Removal of benzothiophenes from model diesel/jet oil fuel by using pervaporation process: Estimation of mass transfer properties of the different membranes and dynamic modeling of a scale-up batch process

Abstract

Removal of benzothiophenes is a crucial step in order to reduce sulfur content in transportation fuels up to the desired levels. In this study, pervaporation process is investigated for the removal of benzothiophenes from model diesel/jet fuels (benzothiophene/n dodecane mixtures). Values of different mass transfer parameters were estimated for different sulfur selective membranes by using reported experimental results. These parameters were then used to compare the membrane selectivity for benzothiophene. Polyimide membrane prepared from 2,3,5,6-tetramethyl-1,4-phenylenediamine showed the highest selectivity (1.99) towards benzothiophene at 393 K feed temperature.

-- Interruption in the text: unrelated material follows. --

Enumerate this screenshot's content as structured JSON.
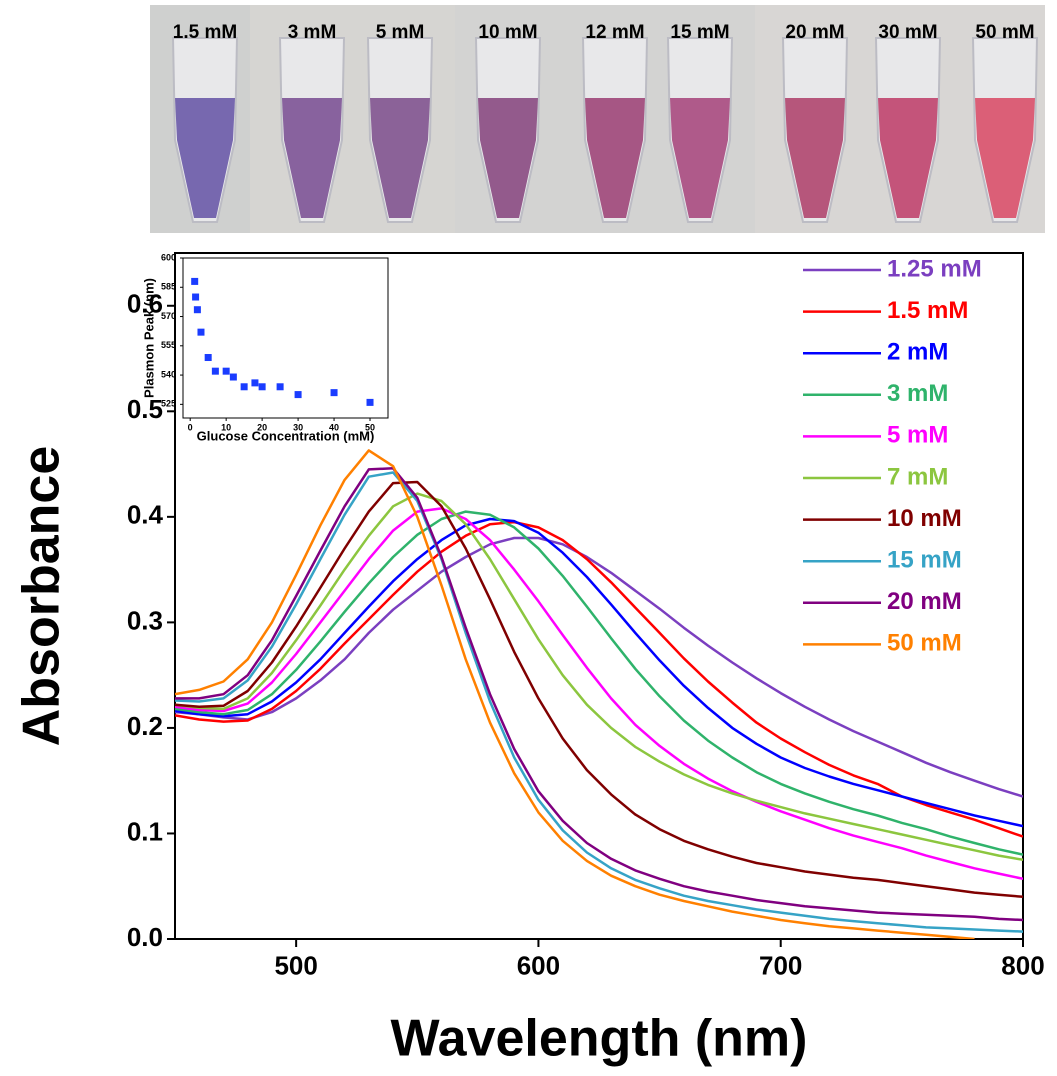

Membrane selectivity towards benzothiophene increased with increasing feed temperature for all membranes.Later, a mathematical model was developed for a scale-up batch pervaporation unit. The model was simulated to reduce the sulfur concentration from 303 PPM mole to 30.3 PPM mole in 100 liters of model diesel/jet fuel by using a 5 m2 spiral wound module. Simulations showed that all membranes are able to reduce the sulfur content up to the desired limit (303 PPM mole to 30.3 PPM mole). Polyimide/POSS hybrid membrane took 11.17 h to reduce sulfur concentration; however, the product recovery was low (7.05%). Moreover, polyimide membranes synthesized from 2,3,5,6-tetramethyl-1,4-phenylenediamine gave the highest product recovery 35.81% and took 21.33 h to reduce the sulfur concentration.